How to handle candidates’ letter-writing campaigns
The Inlander/ March 1, 2008
Editors take great pride when they know their newspapers are “making a difference.” A strong barometer is the editorial page, and specifically letters to the editor. So why do so many editors stifle the exchange of ideas during the months-long election season?
The volume of letters indeed increases dramatically with orchestrated campaigns. At the same time, letters reflect a basic mission of newspapers: To get people to think and share their ideas.
In that regard, special guidelines should be in force as editors prepare for election season. That can be done, however, in concert with giving as many readers access to the page as possible. The best avenue is to use a sharp editing pencil – or the “delete” button on your keyboard. Inform candidates and readers of the rules up front. It’s an excellent opportunity for newspapers to state the do’s and don’ts in a column early in the campaign season. Circumstances might even warrant a second or third column.
Following are some guidelines that will help keep a vibrant editorial page:
Allow candidates to submit letters – with restrictions: Candidates should have the ability to write letters in certain circumstances – for example, in response to campaign charges leveled against them in another letter. Keep in mind that candidates have the ability and opportunity to advance their positions on issues in a variety of avenues – and not just through paid advertising. Candidates will be covered in news columns, and they naturally have a cadre of letter-writers. Be attentive to the savvy candidates who methodically submit letters as a strategy to supplement or replace paid advertising.
Limit length and frequency of letters: Editors might want to impose more restrictive limits with the goal of still giving everyone the opportunity to weigh in on candidates and issues. The limit can vary from 200 to 450 words. Fairness and consistency should govern. It’s customary at many newspapers to limit authors to one letter per month at any time of year. One standard might be to limit individuals to one letter per ballot question or candidate race.
Set ground rules for rebuttals: A good rule of thumb is to allow each individual two letters. In other words, each has an opportunity for a rebuttal after the initial exchange. Someone inevitably will cry foul – that the other person has had the final say – but that always will be the case. Let each side get two shots, and then recommend the individuals pick up the telephone and continue their exchange privately.
State deadlines, including a separate deadline for letters that raise new issues: It’s pretty easy to pick a date when the final letters will be accepted. The more important deadline is for letters that raise new issues that might warrant a response. Eleventh-hour charges fall into two camps, each prompting a different handling. Some letters are strategically lobbed even though the information is known well in advance. Editors are well within their bounds to reject this type of letter altogether – even if the point might have proved legitimate had the letter arrived earlier. In rare cases, letters might address an issue that truly just came to light. The newspaper might decide to publish the letter, but let the “opponent” see the letter in advance and write a response. Both letters would be published alongside each other with an explanatory editor’s note.

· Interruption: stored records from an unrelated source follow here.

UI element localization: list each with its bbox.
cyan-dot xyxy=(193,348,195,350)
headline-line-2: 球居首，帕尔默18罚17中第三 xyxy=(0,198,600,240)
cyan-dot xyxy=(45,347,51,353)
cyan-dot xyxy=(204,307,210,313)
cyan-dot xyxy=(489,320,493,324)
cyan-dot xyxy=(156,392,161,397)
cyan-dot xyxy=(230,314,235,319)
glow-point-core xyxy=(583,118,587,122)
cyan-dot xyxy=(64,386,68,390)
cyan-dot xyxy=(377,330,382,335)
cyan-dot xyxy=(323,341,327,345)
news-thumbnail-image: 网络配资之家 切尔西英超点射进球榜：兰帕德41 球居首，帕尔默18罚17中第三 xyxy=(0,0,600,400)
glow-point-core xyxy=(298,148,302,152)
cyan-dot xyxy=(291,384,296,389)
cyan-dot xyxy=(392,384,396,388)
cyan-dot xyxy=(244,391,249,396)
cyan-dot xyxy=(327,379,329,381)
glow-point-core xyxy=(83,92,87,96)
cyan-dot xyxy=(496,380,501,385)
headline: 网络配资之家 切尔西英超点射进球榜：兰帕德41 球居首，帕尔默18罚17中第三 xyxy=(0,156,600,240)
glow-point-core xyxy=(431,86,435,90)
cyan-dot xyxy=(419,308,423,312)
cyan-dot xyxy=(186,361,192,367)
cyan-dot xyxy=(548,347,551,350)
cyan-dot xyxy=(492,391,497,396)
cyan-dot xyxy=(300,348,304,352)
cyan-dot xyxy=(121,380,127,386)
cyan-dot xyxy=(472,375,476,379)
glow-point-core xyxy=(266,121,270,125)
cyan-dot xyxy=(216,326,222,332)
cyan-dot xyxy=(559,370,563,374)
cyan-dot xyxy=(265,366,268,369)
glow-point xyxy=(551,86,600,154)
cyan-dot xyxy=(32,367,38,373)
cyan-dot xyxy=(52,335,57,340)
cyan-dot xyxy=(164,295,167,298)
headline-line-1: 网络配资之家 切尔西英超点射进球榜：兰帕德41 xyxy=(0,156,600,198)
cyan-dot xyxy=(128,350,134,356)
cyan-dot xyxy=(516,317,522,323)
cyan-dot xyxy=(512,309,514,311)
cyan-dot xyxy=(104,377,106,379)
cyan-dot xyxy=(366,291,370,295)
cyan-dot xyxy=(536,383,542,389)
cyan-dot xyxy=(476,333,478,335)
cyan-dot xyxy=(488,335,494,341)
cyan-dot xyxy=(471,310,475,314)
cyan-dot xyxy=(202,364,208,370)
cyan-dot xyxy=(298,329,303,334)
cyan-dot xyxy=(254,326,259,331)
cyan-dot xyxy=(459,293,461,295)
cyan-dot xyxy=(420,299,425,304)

Don’t let candidates use the letters column to respond to issues raised in paid advertising: Exceptions might arise, but newspapers should be careful about publishing letters that react to paid ads. The best guideline is that candidates respond to the message in the same avenue as the original message. Candidates should respond to paid ads with paid ads. Campaigns are right to be upset if their paid ads are rebutted on a regular basis in the free letters column. The advertising department has an interest in this policy, too.
Verify all letters, preferably by a phone call: It should be standard practice not to publish any letters lacking full identification for purposes of verification – name, complete address and phone number. For letters advanced by e-mail, be certain that the e-mail address is that of the writer and not someone else. In addition, pay attention to those letters that all originate from the same fax machine.
Make readers aware that letters will be edited aggressively, especially as the election nears and letters repeat themes: Readers want to know who is supporting a particular candidate or initiative, and the reasons. Editors should focus on the “who” and “why” when editing letters. Certain phrases are superfluous and common to many letters.
The intensity and frequency of letter-writing campaigns has prompted some editors to begin charging for certain endorsement letters. Charging for letters is a slippery slope, however. Beyond the ethical questions, editors and publishers will be hard pressed to set guidelines, and stick to them, to differentiate those that qualify as “free” letters and those that require writers to “ante” up to get their views published.
Two reasons cited for implementing this policy are because the letters lack substance or because the free letters are replacing paid ads. If those truly are the reasons, many newspapers better rethink what kind of letters they accept year-round.